Éditrice chez Amazon Crossing, Sarah Jane Gunter explique : « Nous avons lancé AmazonCrossing il y a cinq ans avec l'idée qu'il y avait beaucoup de bonnes histoires par de bons auteurs qui n'étaient pas disponibles en anglais. Si vous regardez le nombre de livres qui sont traduits en anglais chaque année, on en parle comme du problème des 3 %. Moins de 3 % de livres qui paraissent en anglais sont de la fiction traduite. Nous avons senti qu'il y avait une opportunité d'importer plus d'auteurs — des bestsellers et des exemples fameux de la littérature contemporaine — d'autres cultures dans la langue anglaise. Et nous nous réjouissons du résultat. »

 

L'année prochaine, AmazonCrossing publiera Pierced by the sun, le nouveau roman de l'auteure mexicaine Laura Esquivel, Winter Men, du danois Jesper Bugge Kold, ou The Last Pilgrim, du scandinave Gard Sveen, qui avaient tous connu un bon succès dans leur pays mais n'avaient pas été traduits en anglais.

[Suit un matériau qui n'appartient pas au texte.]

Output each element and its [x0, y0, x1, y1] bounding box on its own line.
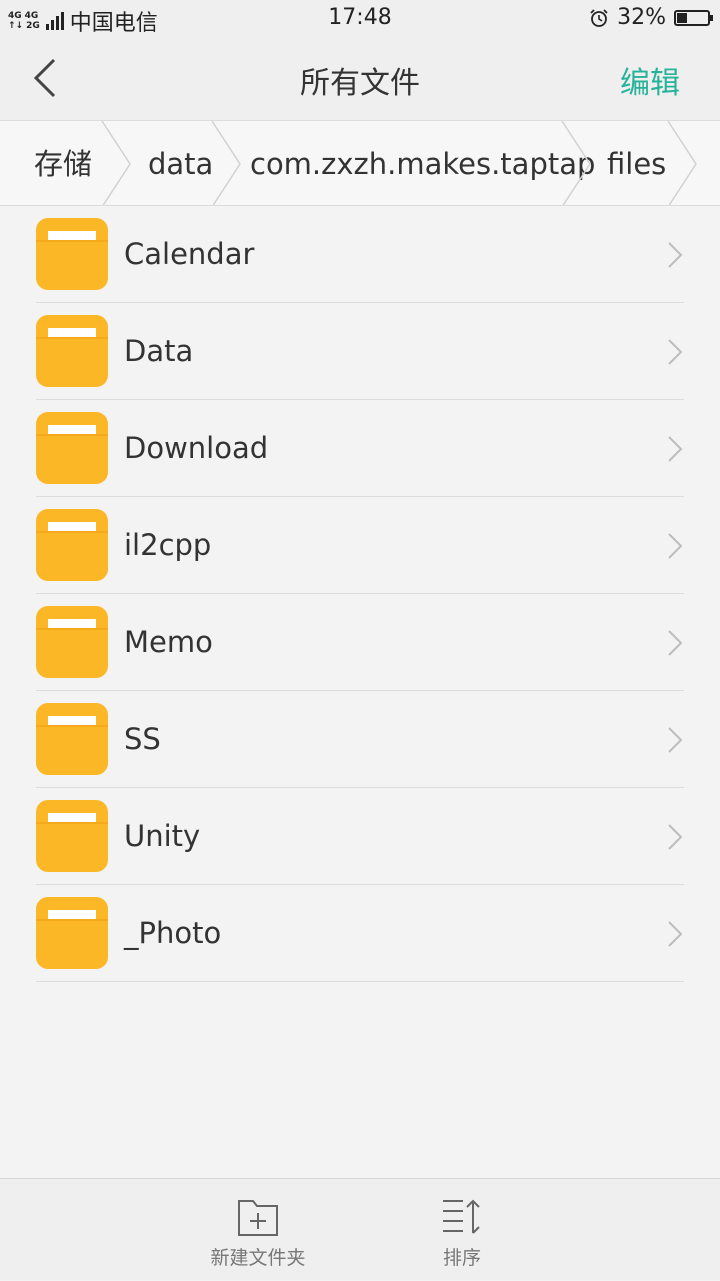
folder-row[interactable]: Calendar: [0, 206, 720, 303]
alarm-icon: [590, 8, 608, 27]
folder-name: Memo: [124, 625, 213, 659]
breadcrumb-item-storage[interactable]: 存储: [34, 121, 92, 205]
chevron-right-icon: [668, 339, 683, 365]
folder-icon: [36, 800, 108, 872]
breadcrumb-item-package[interactable]: com.zxzh.makes.taptap: [250, 121, 595, 205]
title-bar: 所有文件 编辑: [0, 38, 720, 120]
chevron-right-icon: [668, 242, 683, 268]
breadcrumb-separator-icon: [101, 121, 131, 205]
folder-name: SS: [124, 722, 161, 756]
folder-row[interactable]: Memo: [0, 594, 720, 691]
breadcrumb-separator-icon: [667, 121, 697, 205]
folder-name: Download: [124, 431, 269, 465]
folder-name: Unity: [124, 819, 201, 853]
folder-icon: [36, 412, 108, 484]
page-title: 所有文件: [300, 66, 420, 101]
folder-row[interactable]: il2cpp: [0, 497, 720, 594]
chevron-right-icon: [668, 921, 683, 947]
folder-row[interactable]: Data: [0, 303, 720, 400]
folder-icon: [36, 315, 108, 387]
new-folder-label: 新建文件夹: [210, 1247, 306, 1269]
status-bar: 4G 4G ↑↓ 2G 中国电信 17:48 32%: [0, 0, 720, 38]
edit-button[interactable]: 编辑: [620, 58, 680, 102]
folder-icon: [36, 509, 108, 581]
folder-name: Calendar: [124, 237, 255, 271]
status-right: 32%: [589, 5, 713, 30]
sort-icon: [443, 1199, 480, 1234]
breadcrumb-separator-icon: [211, 121, 241, 205]
folder-name: _Photo: [124, 916, 222, 950]
folder-list: Calendar Data Download il2cpp Memo SS Un…: [0, 206, 720, 982]
chevron-right-icon: [668, 436, 683, 462]
folder-icon: [36, 897, 108, 969]
chevron-right-icon: [668, 824, 683, 850]
folder-icon: [36, 218, 108, 290]
folder-name: Data: [124, 334, 194, 368]
breadcrumb-item-files[interactable]: files: [607, 121, 666, 205]
sort-button[interactable]: 排序: [372, 1179, 552, 1281]
battery-icon: [674, 9, 713, 26]
breadcrumb-item-data[interactable]: data: [148, 121, 213, 205]
chevron-right-icon: [668, 727, 683, 753]
row-divider: [36, 981, 684, 982]
folder-icon: [36, 703, 108, 775]
bottom-toolbar: 新建文件夹 排序: [0, 1178, 720, 1280]
new-folder-icon: [238, 1200, 278, 1236]
breadcrumb: 存储 data com.zxzh.makes.taptap files: [0, 120, 720, 206]
chevron-right-icon: [668, 630, 683, 656]
folder-row[interactable]: Unity: [0, 788, 720, 885]
chevron-right-icon: [668, 533, 683, 559]
breadcrumb-separator-icon: [561, 121, 591, 205]
battery-percent: 32%: [617, 5, 666, 30]
battery-level: [677, 12, 687, 23]
folder-icon: [36, 606, 108, 678]
folder-row[interactable]: _Photo: [0, 885, 720, 982]
new-folder-button[interactable]: 新建文件夹: [168, 1179, 348, 1281]
folder-row[interactable]: SS: [0, 691, 720, 788]
folder-name: il2cpp: [124, 528, 212, 562]
folder-row[interactable]: Download: [0, 400, 720, 497]
sort-label: 排序: [442, 1247, 481, 1269]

Il y a trois ans, AmazonCrossing avait également commencé à traduire vers l'allemand, s'était mis au français tôt cette année, et vient d'annoncer ses prochaines traductions vers l'italien à venir. 

 

 

Literary Translation Centre - London Book Fair 2015

Lors de la London Book Fair 2015, le Centre dédié à la traduction, sponsorisé par AmazonCrossing

(ActuaLitté, CC BY SA 2.0)

 

 

Chad Post commente les choix éditoriaux d'Amazon : « En quelque sorte, ils bouchent les trous. Pour les traductions, la plupart des éditeurs se concentrent sur le très littéraire. Alors qu'Amazon se concentre sur ce que le lecteur moyen a envie de lire, et ils savent comment atteindre ces gens. Au final, cela pourrait aider à augmenter le lectorat de la fiction internationale ». 

 

Et Gunter, l'éditrice d'Amazon, de confirmer : « les retours de nos clients sont très utiles. On se concentre principalement sur des livres que nos lecteurs ont aimés dans une langue, dont nous pensons qu'elles méritent d'être portées à une audience plus large ».

 

Le 8 décembre dernier, le CEATL (Conseil Européen des Associations de Traducteurs Littéraires), mettait en garde le Commissariat européen à la Culture sur la façon dont la précarisation des auteurs et traducteurs pouvait également encourager à leur proposer des traitements abusifs, en prenant l'exemple d'Amazon. « Amazon ou Harper Collins Nordic, par exemple, pratiquent le dumping en termes de tarifs, et proposent des contrats d'inspiration anglo-saxonne », confiait sa vice-présidente, Cécile Deniard. 

 

Elle mettait alors l'accent sur la complexité de réguler le marché international de la traduction, les contrats étant basés sur la législation du pays de l'employeur et non pas sur celui du signataire, ce qui empêcherait aux auteurs de faire valoir leurs droits.